HighLoad Infrastructure for Judo Battle Portal
Next.js SSR + Strapi at 15,000 concurrent connections: three-node architecture, Varnish cache, PM2 cluster, and autonomous CI/CD.
About the Project
Sports portal with a heavy frontend: Next.js SSR, 24 JS chunks, dynamic content, and Strapi CMS. The goal was to handle 15,000 concurrent connections during tournament peaks without user-facing degradation. We split the monolith into isolated nodes, built smart caching, and validated the KPI with a stress test.
From Monolith to Isolated Architecture
Nginx, Frontend, Backend, and DB on one server. Next.js SSR handled every request — at 15,000 connections CPU hit 100%, Strapi ran single-threaded, admin sessions broke, SSH was open to brute force.
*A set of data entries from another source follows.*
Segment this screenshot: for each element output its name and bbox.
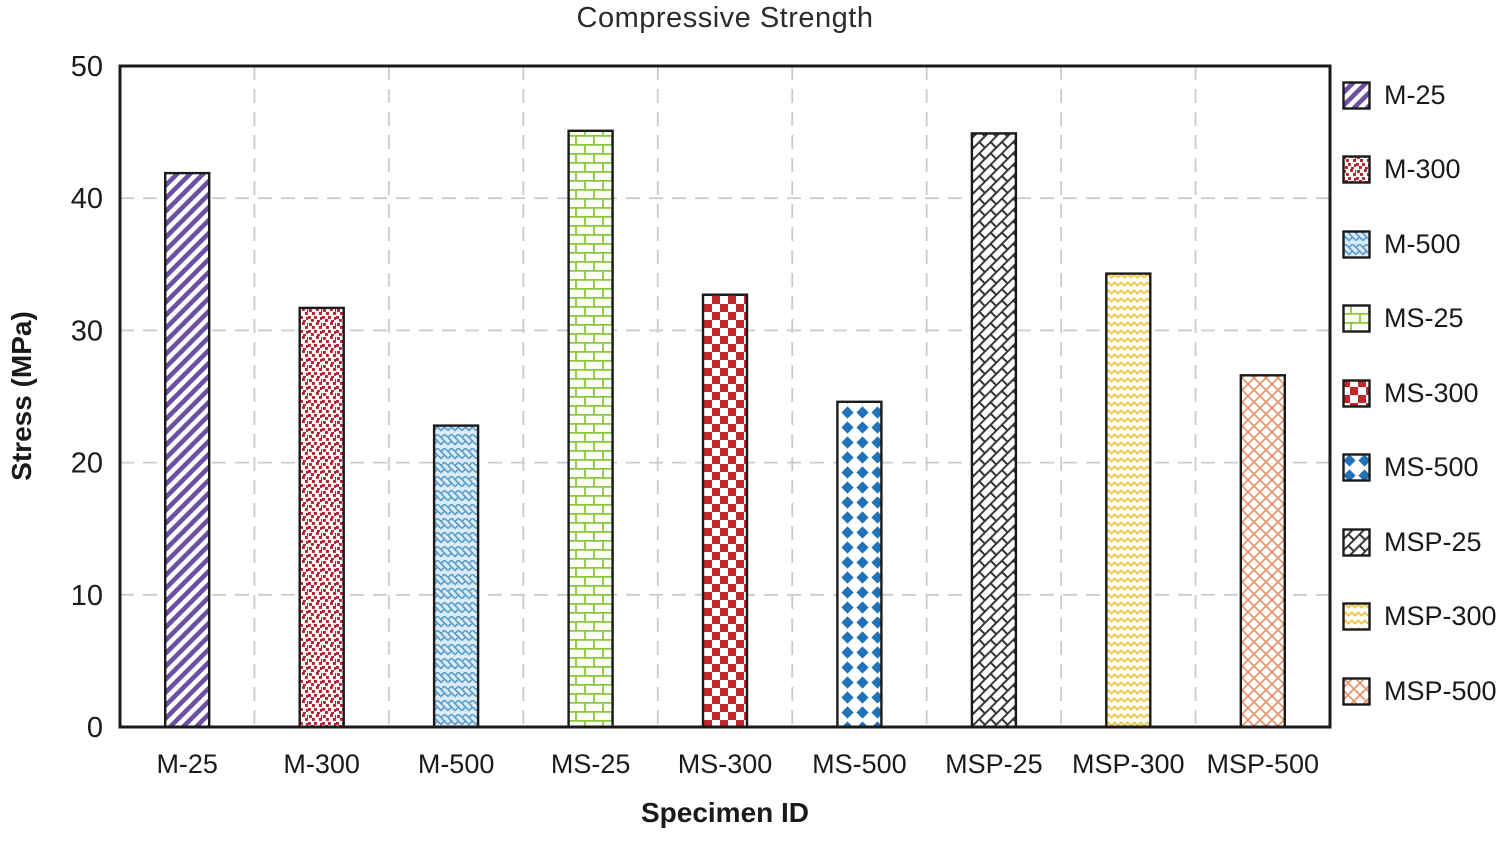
plot-frame: [118, 64, 1332, 729]
bar-MS-300: [701, 293, 749, 729]
legend-label: M-25: [1384, 79, 1446, 110]
legend-item-MS-500: MS-500: [1342, 452, 1500, 483]
legend-label: MSP-25: [1384, 526, 1482, 557]
y-tick-label: 40: [71, 183, 103, 215]
x-tick-label: MS-300: [678, 749, 773, 779]
x-tick-label: MSP-500: [1207, 749, 1320, 779]
legend-item-MSP-500: MSP-500: [1342, 676, 1500, 706]
x-tick-label: M-25: [156, 749, 218, 779]
y-tick-label: 30: [71, 315, 103, 347]
bar-MSP-25: [970, 132, 1018, 729]
x-axis-label: Specimen ID: [640, 797, 810, 828]
legend-swatch-icon: [1342, 80, 1371, 110]
legend-swatch-icon: [1342, 527, 1371, 557]
bar-M-500: [432, 424, 480, 729]
legend-item-MS-25: MS-25: [1342, 303, 1500, 334]
x-tick-label: M-300: [283, 749, 360, 779]
legend-item-M-500: M-500: [1342, 229, 1500, 259]
legend-swatch-icon: [1342, 229, 1371, 259]
legend-item-M-300: M-300: [1342, 154, 1500, 185]
x-tick-label: MS-25: [551, 749, 631, 779]
bars: [163, 129, 1287, 729]
legend-item-M-25: M-25: [1342, 80, 1500, 110]
x-tick-label: MSP-300: [1072, 749, 1185, 779]
legend-swatch-icon: [1342, 453, 1371, 482]
bar-MS-25: [567, 129, 614, 729]
legend-label: M-500: [1384, 228, 1461, 259]
legend-label: MS-25: [1384, 303, 1464, 333]
y-tick-label: 50: [71, 51, 103, 83]
y-tick-label: 20: [71, 448, 103, 480]
bar-MSP-300: [1105, 272, 1152, 729]
legend: M-25 M-300 M-500 MS-25 MS-300 MS-500 MSP-25 MSP…: [1342, 80, 1500, 706]
x-tick-label: MSP-25: [945, 749, 1043, 779]
legend-swatch-icon: [1342, 378, 1371, 408]
legend-swatch-icon: [1342, 602, 1371, 631]
y-tick-labels: 0 10 20 30 40 50: [71, 51, 103, 744]
x-tick-labels: M-25 M-300 M-500 MS-25 MS-300 MS-500 MSP-25 MSP…: [156, 749, 1319, 779]
legend-item-MS-300: MS-300: [1342, 378, 1500, 408]
legend-label: MS-300: [1384, 377, 1479, 408]
legend-item-MSP-25: MSP-25: [1342, 527, 1500, 557]
bar-M-25: [163, 171, 211, 729]
bar-MS-500: [836, 400, 883, 729]
y-tick-label: 0: [87, 712, 103, 744]
bar-M-300: [298, 306, 345, 729]
legend-label: MSP-300: [1384, 601, 1497, 631]
chart-title: Compressive Strength: [576, 2, 874, 34]
y-tick-label: 10: [71, 580, 103, 612]
legend-swatch-icon: [1342, 676, 1371, 706]
legend-swatch-icon: [1342, 304, 1371, 333]
legend-label: MSP-500: [1384, 675, 1497, 706]
legend-label: MS-500: [1384, 452, 1479, 482]
x-tick-label: MS-500: [812, 749, 907, 779]
bar-MSP-500: [1239, 374, 1287, 729]
x-tick-label: M-500: [418, 749, 495, 779]
legend-label: M-300: [1384, 154, 1461, 184]
legend-item-MSP-300: MSP-300: [1342, 601, 1500, 632]
legend-swatch-icon: [1342, 155, 1371, 184]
Three independent nodes on private network 172.16.0.0/28: Proxy (Nginx + Varnish, 12 GB cache), Frontend (PM2 cluster, 8 Next.js instances), Backend (4 Strapi instances). External world sees only port 443. Deploys, SSL, and log rotation run on autopilot.
Solution Architecture

Proxy Server
Nginx + Varnish with custom VCL. Static assets cached for 1 year, SEO pages for 10 minutes with language cookies. RSC, prefetch, and API bypass cache. Grace mode serves stale pages up to 1 hour when backend fails.
Frontend (Next.js)
PM2 Cluster Mode across all CPU cores (8 instances). Automated cron CI/CD: backup, git pull, build, safe restart via pm2safe. max_memory_restart: 1G, log rotation at 5 MB.
Backend (Strapi)
Cluster of 4 instances on ports 1337–1340 (STRAPI_WEB_CONCURRENCY: 2). Admin panel pinned to 1337 for stable sessions, public API load-balanced. systemd resurrection on server reboot.
Key Solutions
Smart Varnish Caching
24 JS chunks and static assets — immutable for 1 year. SEO content (news, athletes, clubs) — 10 minutes. Next.js dynamics and admin bypass cache to preserve interactivity and auth.
Autonomous CI/CD
Script polls GitHub every 5 minutes. New commit → tar.gz backup → npm install → build → safe PM2 restart. Updates without user-facing downtime.
PM2 Clustering
8 Next.js + 4 Strapi instances with auto-restart on memory leaks (1G / 2G). One node failure doesn't stop the service — others pick up traffic instantly.
Closed Perimeter
SSH (port 22) closed by default on all servers. Access only via provider console or temporary scripts. Internal network isolated — only Proxy is public.
Automated SSL Renewal
Certbot via systemd timer on Proxy (every Sunday). On Backend — bash script with proper Nginx stop in standalone mode. RandomizedDelaySec to avoid Let's Encrypt rate spikes.
Grace Mode & Self-Healing
When backend fails or stalls, Varnish serves cached pages for another hour — users don't see 502/504. PM2 and systemd automatically restore processes.
Stress Test Results
Apache Bench stress test: 15,000 concurrent connections, 100,000 requests on a heavy SSR site. Project KPI achieved with significant headroom.
15,000+
concurrent connections without failure
100,000
requests in a single run
≤ 25%
CPU on Proxy server at peak
1–3%
CPU Frontend/Backend (cache working)
≤ 6 GB
RAM per machine in steady state
0
502/504 for users (grace mode)
Bottleneck: Limit was not software but physical hosting bandwidth (~1 Gbps). At full channel saturation TLS errors and timeouts began — CPU and RAM remained well within capacity.